Supplementation of magnesium orally has regularly been shown to be of benefit clinically, and scientific literature supports its value for relieving menstrual cramps. In randomized, double-blind controlled trials, magnesium was found to be more effective than placebo for menstrual pain relief.3 One randomized double-blind study investigated the therapeutic effect of magnesium in women 16 to 42 years old who had been diagnosed with primary dysmenorrhea. At the end of the study which covered six cycles, researchers noted that magnesium had a therapeutic effect on both low abdominal pain and back pain on the second and the third days of the cycle. Parallel to this therapeutic benefit on the symptoms of dysmenorrhea, a marked reduction in absences from work due to menstrual pain was also noted.4
A 2007 systematic review of 34 observational studies of treatments for dysmenorrhea listed magnesium as both effective and safe when used as an intervention for painful cramping.5 A recent 2017 review delved more deeply into the pharmacological mechanism of magnesium by analyzing the available evidence about the use of oral magnesium supplementation and concluded that “The picture that emerges indicates that magnesium supplementation is effective in the prevention of dysmenorrhea, premenstrual syndrome, and menstrual migraine and in the prevention of climacteric symptoms.” 6
Common dosing can range from 150mg to 450mg of magnesium daily. Depending on the form of magnesium used, large doses over 500mg may cause loose stools, which is harmless but easily avoided. Incidentally, magnesium is actually used as a treatment for constipation. We have found that magnesium citrate is an organic form which is particularly well-recognized by body tissues for superior absorption.
Recommendation: 150-450mg of magnesium citrate or chelate daily, taken with or between meals, or as directed by your healthcare provider.
- Guerrera, Mary P., Stella Lucia Volpe, and Jun James Mao. “Therapeutic uses of magnesium.” American family physician 80.2 (2009).

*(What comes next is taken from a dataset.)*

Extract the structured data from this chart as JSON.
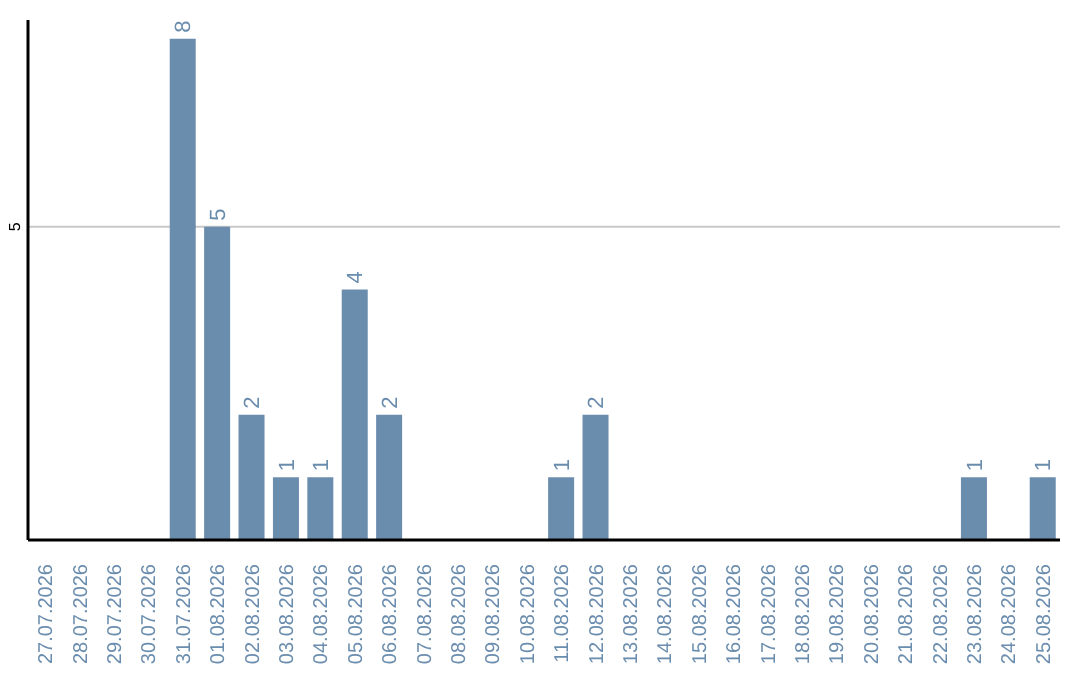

- Doty, Elizabeth, and Marjan Attaran. “Managing primary dysmenorrhea.” Journal of pediatric and adolescent gynecology 19.5 (2006): 341-344.
- Hudson, Tori. “Using nutrition to relieve primary dysmenorrhea.” Alternative & Complementary Therapies 13.3 (2007): 125-128.
- Fontana-Klaiber, H., and B. Hogg. “Therapeutic effects of magnesium in dysmenorrhea.” Schweizerische Rundschau fur Medizin Praxis= Revue suisse de medecine Praxis 79.16 (1990): 491-494.
- Dawood, M. Yusoff. “Primary dysmenorrhea: advances in pathogenesis and management.” Obstetrics & Gynecology 108.2 (2006): 428-441.
- Farquhar C, Proctor M. Dysmenorrhea. BMJ Clin Evid. Published online 2007 Mar 1. PMID: 19454059.
- Parazzini F, Di Martino M, Pellegrino P. “Magnesium in the gynecological practice: a literature review.” Magnes Res. 2017 Feb 1;30(1):1-7.